Un festival du film généré par intelligence artificielle, organisé par la ville de Nice. Les 11 et 12 avril 2025, le World AI Film Festival (WAiFF) s’installe dans le sud de la France, avec tapis rouge, panels de discussion, invités prestigieux et projections de films créés ou co-créés par des intelligences artificielles.
Et là, forcément, une question surgit : est-ce qu’on est en train de promouvoir une technologie… qui va justement remplacer les artistes ?
La IA qui éclipse de plus en plus le travail des artistes
Plus rapide, plus performante, moins coûteuse, à première vue la IA a tout pour plaire. Ces derniers mois, entre les logiciels comme DALL-E qui dessinent des tableaux en 15 secondes, Chat-GPT qui transforme une image en style Ghibli en trois clics, les IA musicales qui copient des styles (et des voix !), et maintenant des courts-métrages créés via des prompts, on sent bien que la frontière entre art et automatisation est en train de fondre.
Le WAiFF, selon ses organisateurs, vise à “explorer les nouvelles formes de création tout en respectant l’héritage artistique”. Mais soyons lucides : derrière le discours très innovation & créativité, il y a une réalité beaucoup moins sexy.
Celle d’un monde culturel où les temps de production sont raccourcis, les coûts drastiquement réduits… et les créateurs humains mis de plus en plus sur la touche.
Où est réellement le problème avec un festival comme celui-ci ?

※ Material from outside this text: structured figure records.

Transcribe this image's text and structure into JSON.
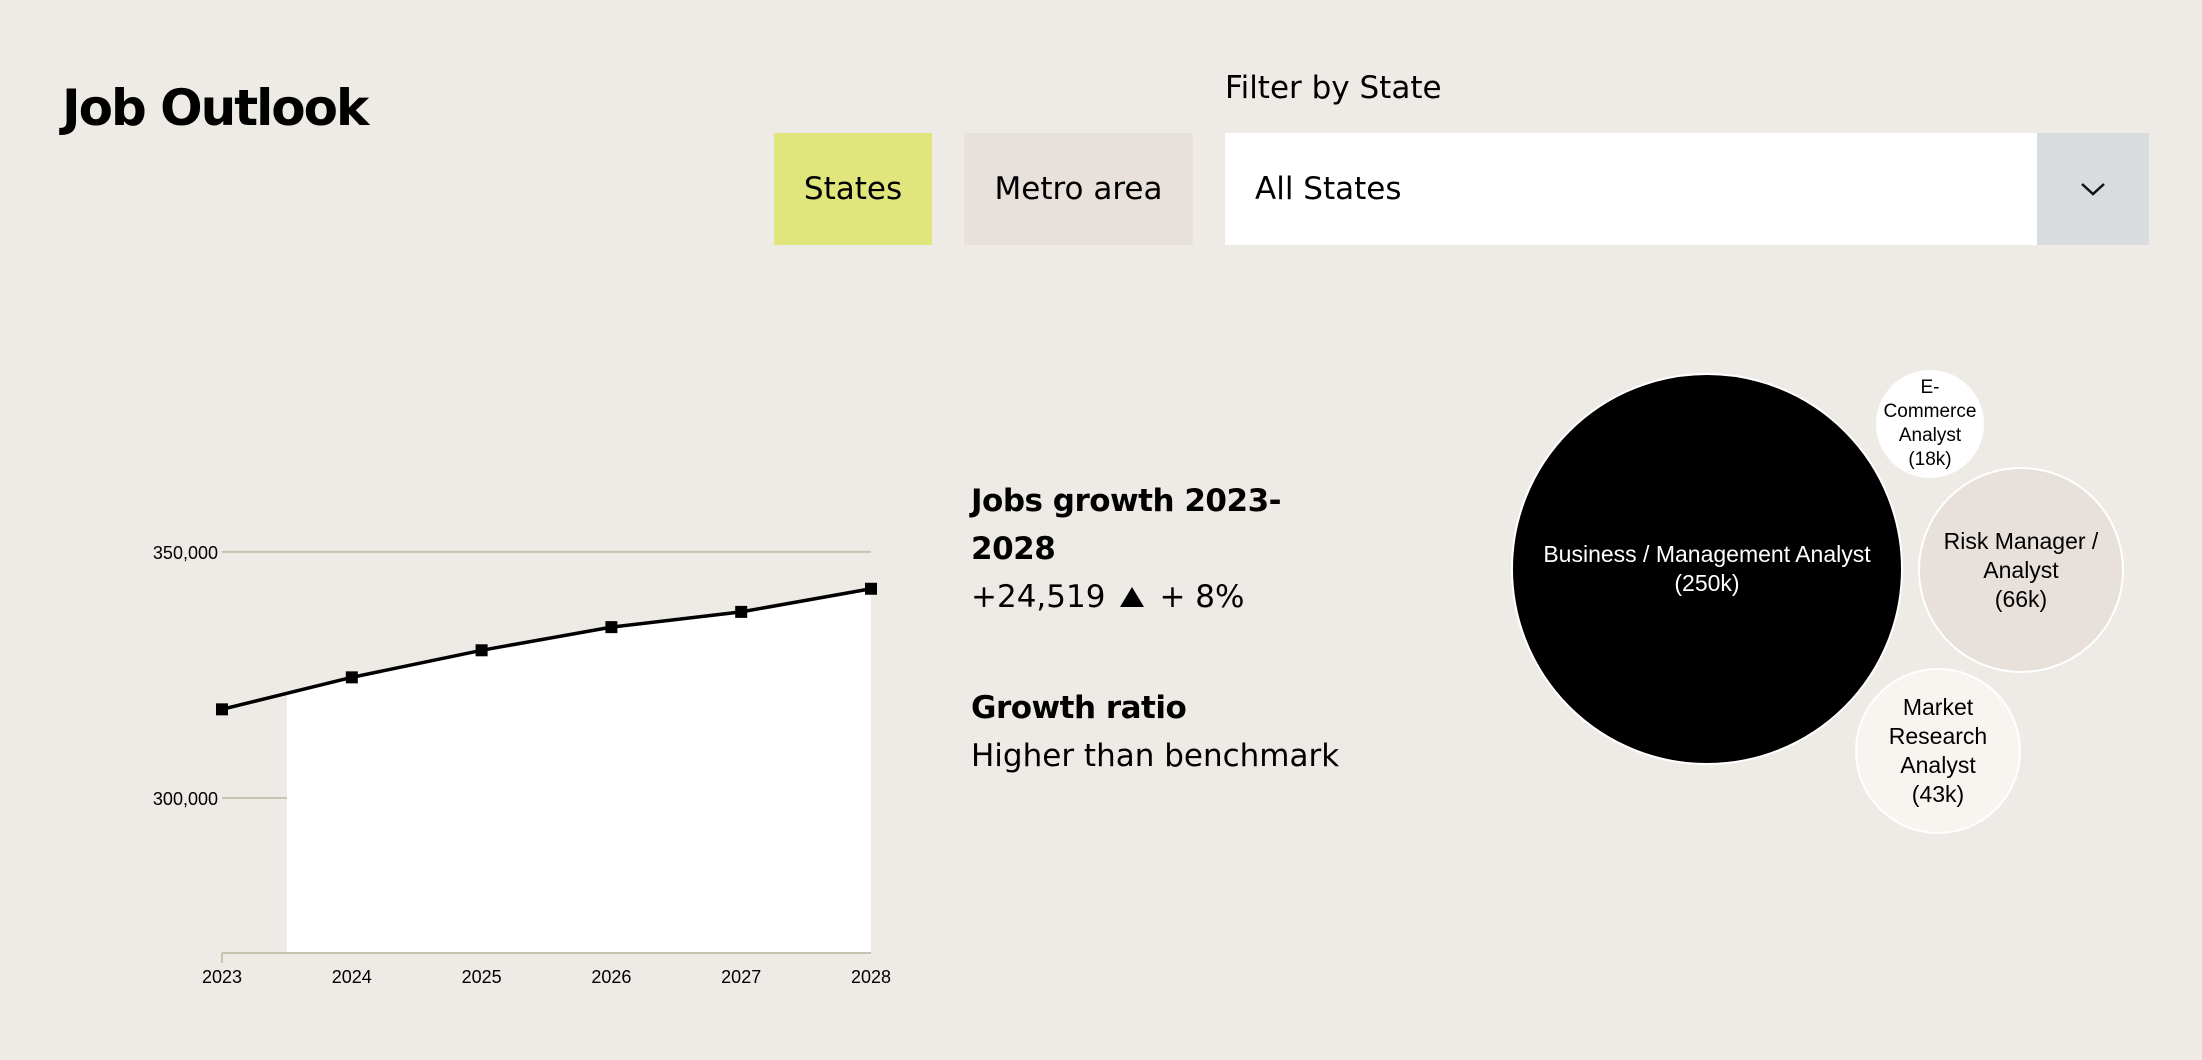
{
  "header": {
    "title": "Job Outlook",
    "toggle": {
      "states_label": "States",
      "metro_label": "Metro area",
      "active": "States"
    },
    "filter": {
      "label": "Filter by State",
      "selected": "All States"
    }
  },
  "colors": {
    "background": "#eeeae5",
    "active_toggle": "#e0e67c",
    "inactive_toggle": "#e7e0db",
    "select_arrow_bg": "#d8dcde"
  },
  "icons": {
    "dropdown": "chevron-down-icon",
    "trend": "triangle-up-icon"
  },
  "stats": {
    "growth_heading": "Jobs growth 2023-2028",
    "growth_value": "+24,519",
    "growth_percent": "+ 8%",
    "ratio_heading": "Growth ratio",
    "ratio_value": "Higher than benchmark"
  },
  "chart_data": [
    {
      "type": "area",
      "x": [
        "2023",
        "2024",
        "2025",
        "2026",
        "2027",
        "2028"
      ],
      "values": [
        318000,
        324500,
        330000,
        334700,
        337800,
        342500
      ],
      "y_ticks": [
        "300,000",
        "350,000"
      ],
      "y_tick_values": [
        300000,
        350000
      ],
      "ylim": [
        268500,
        358500
      ],
      "grid": true
    },
    {
      "type": "bubble",
      "labels": [
        "Business / Management Analyst\n(250k)",
        "E-\nCommerce\nAnalyst\n(18k)",
        "Risk Manager /\nAnalyst\n(66k)",
        "Market\nResearch\nAnalyst\n(43k)"
      ],
      "values": [
        250,
        18,
        66,
        43
      ]
    }
  ]
}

Est-ce qu’on assiste à la naissance d’un nouveau genre artistique ou à l’euthanasie en douceur de l’art traditionnel ?
Ce qui dérange, ce n’est pas tant que l’IA soit utilisée comme outil, après tout, Photoshop et les VFX ne datent pas d’hier. Le souci, c’est le passage progressif vers une création sans humain. Pas de scénariste, pas de storyboarder, pas de musicien. Juste un prompt bien tourné et une machine qui mouline.
Alors évidemment, sur papier, c’est pas du tout ce que le festival promeut. Au contraire, on nous parle de l’association des artistes et des IA pour créer quelque chose d’innovant. Mais franchement, si les IA se développent aussi rapidement, à quoi serviront les artistes de demain ?
Normaliser une technologie néfaste pour la créativité humaine ?
Et pourtant, le festival attire. Claude Lelouch, Julie Gayet, des producteurs, des penseurs. Le WAiFF devient un lieu où on parle avenir, mais rarement conséquences. Où est la voix des artistes plasticiens, des cinéastes indépendants, des scénaristes qui galèrent déjà à vivre ? Ils ne sont pas dans l’innovation.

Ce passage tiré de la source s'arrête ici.